River safari at Balapitiya

   Despite Ahungalla not turning out to be a great beach destination for us, mainly because of the time we chose to visit Sri Lanka, its location near so many interesting places worked out well for us.  Definitely the best activity there was the river safari we took on Madu Ganga with its many islands.  With a new driver, Mr. Perera, and a shiny new minibus, this time with airbags and ABS, we left the Heritance Ahungalla right after an impressive breakfast.

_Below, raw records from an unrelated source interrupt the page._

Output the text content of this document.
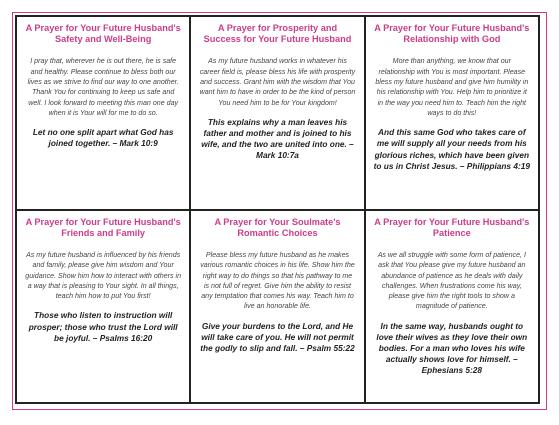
A Prayer for Your Future Husband's Safety and Well-Being

I pray that, wherever he is out there, he is safe and healthy. Please continue to bless both our lives as we strive to find our way to one another. Thank You for continuing to keep us safe and well. I look forward to meeting this man one day when it is Your will for me to do so.

Let no one split apart what God has joined together. – Mark 10:9

A Prayer for Prosperity and Success for Your Future Husband

As my future husband works in whatever his career field is, please bless his life with prosperity and success. Grant him with the wisdom that You want him to have in order to be the kind of person You need him to be for Your kingdom!

This explains why a man leaves his father and mother and is joined to his wife, and the two are united into one. – Mark 10:7a

A Prayer for Your Future Husband's Relationship with God

More than anything, we know that our relationship with You is most important. Please bless my future husband and give him humility in his relationship with You. Help him to prioritize it in the way you need him to. Teach him the right ways to do this!

And this same God who takes care of me will supply all your needs from his glorious riches, which have been given to us in Christ Jesus. – Philippians 4:19

A Prayer for Your Future Husband's Friends and Family

As my future husband is influenced by his friends and family, please give him wisdom and Your guidance. Show him how to interact with others in a way that is pleasing to Your sight. In all things, teach him how to put You first!

Those who listen to instruction will prosper; those who trust the Lord will be joyful. – Psalms 16:20

A Prayer for Your Soulmate's Romantic Choices

Please bless my future husband as he makes various romantic choices in his life. Show him the right way to do things so that his pathway to me is not full of regret. Give him the ability to resist any temptation that comes his way. Teach him to live an honorable life.

Give your burdens to the Lord, and He will take care of you. He will not permit the godly to slip and fall. – Psalm 55:22

A Prayer for Your Future Husband's Patience

As we all struggle with some form of patience, I ask that You please give my future husband an abundance of patience as he deals with daily challenges. When frustrations come his way, please give him the right tools to show a magnitude of patience.

In the same way, husbands ought to love their wives as they love their own bodies. For a man who loves his wife actually shows love for himself. – Ephesians 5:28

  Balapitiya river boat safari

  There are two places you can take a river safari in the general area of South West Sri Lanka.  We chose Balapitiya and the Madu Ganga (with Ganga meaning river in the local language) over Bentota and the river that ends up there.  Despite tours from Balapitya being more expensive and nature being about the same as only a few kilometers separate the two, apparently the Madu Ganga river boat safaris are better to Benota's as the islands you get to visit are more interesting and the trips longer.

  A bridge spans the mouth of the river and we noticed signs for a few operators offering boat rides.  Our driver choice for our safari was Gangabada Asiriya.  The place was a little cheesy with a fake "Pizza Hut" sign and a swimming pool.  A bearded captain in a khaki uniform and naval hat greeted us and as two large groups, one Sri Lankan and one French were already waiting their turn to board, we sat under the shade of trees until the dock cleared.  Ten minutes and 6000 Rupies later we boarded our boat and headed upstream on the placid waters of Madu Ganga.

  The start of our journey was rather uninspiring with noxious fumes from the many outboard engines filling the air and garbage flowing about us.  Our boatman, a likeable young man of about 20 years old, seemed confident in commanding the boat and we noticed with satisfaction that life jackets were on board.  Within a few minutes the beauty of the area is revealed before our eyes and the first., not so inspiring, impression is quickly forgotten.  on the river shores a million shades of green are only interrupted by the presence of birds.  Colorful king fishers pose patiently before our cameras and eagles soar high above us.  We take a detour through a patch of mangrove trees that form a cave, barely big enough to fit our boat.  We might not be able to see many wild animals but the water monitors we spot are the size of small alligators and you can easily make a mistake in identifying them, especially when they glide through the water.  What's more the unusual sight of sweet water jelly fish with their eerily transparent body makes us wonder what else might live in these waters.

  Cinnamon Island

  Our first shore destination seemed from a distance like an an overgrown bush rising out of the river water.  Despite the small size the island already held plenty of Sri Lankan tourists that seem to find the place as interesting as we do.  A few steps uphill from the pier, hidden in the lush vegetation a small mud building is the center of everybody's attention.  A small clearing with a canopy made out of palm leaves and wooden bunches is apparently the "performance center".  We feel a little embarrassed as a bunch of local tourists that are sitting on the bunches are summarily evicted to make room for us, the foreign tourists, to sit.


Cinnamon man
An elder gentleman is introduced to us from our boatman and he quickly starts to show us his many skills.  First he shows us how he makes roofing material from coco palm trees.  The green leaves are woven tightly in a crisscross manner so that water can not penetrate.  Our friend claims that three layers of his leaves can withstand the torrential rains that this part of Sri Lanka can get.  That is a claim that is certainly hard to dismiss seeing that this material roofs his house.  Next he shows us the process of making rope from coconut shells.  We learn that the shell need to be submerged in water for a period of three months and then fibers are removed and spun.  In swift motions the brown fibers are indeed made into a strong string that no matter how hard we pull will not break.  The final exhibition is by far the most interesting one.

  Cinnamon has been one of the oldest and most significant export commodities of Sri Lanka.  From what appeared to be a simple wooden stick, our host, through some nifty work with a simple set of blade tools, exhibits to us how the fragrant spice is produced.  The smell of the cinnamon oil is one of the characteristic smells that has stayed with us past our trip to Sri Lanka.  Apparently, and this has not scientifically been proved but comes from the authority of the man producing it, cinnamon oil is a cure for half of mankind's ailments!  A quick run to the mad building and the fruits of our host's labors appear in front of us packaged in cellophane wrap and ready for export.  We of course obliged our guest with purchases of a few sticks and a small bottle of his wonderful smelling oil.  It appears our purchases and our genuine amazement at the display of the skill involved in producing them has won favor for us on this little island and we are invited to enter its only house.  At first we are a bit hesitant to intrude on the family's privacy but curiosity got the better of us.  The house can't be more than 20 square meters with a living area, , what appears to be a sleeping area and a pantry/kitchen.  A young girl is busy packing cinnamon oil and we notice some old pictures on a dresser.  They reveal that our host has been posing with tourist from the time that photos were regularly printed in black and white!  We say our thanks and goodbyes and as we leave we get the feeling that the 800 rupees we spent here were too little for what we got.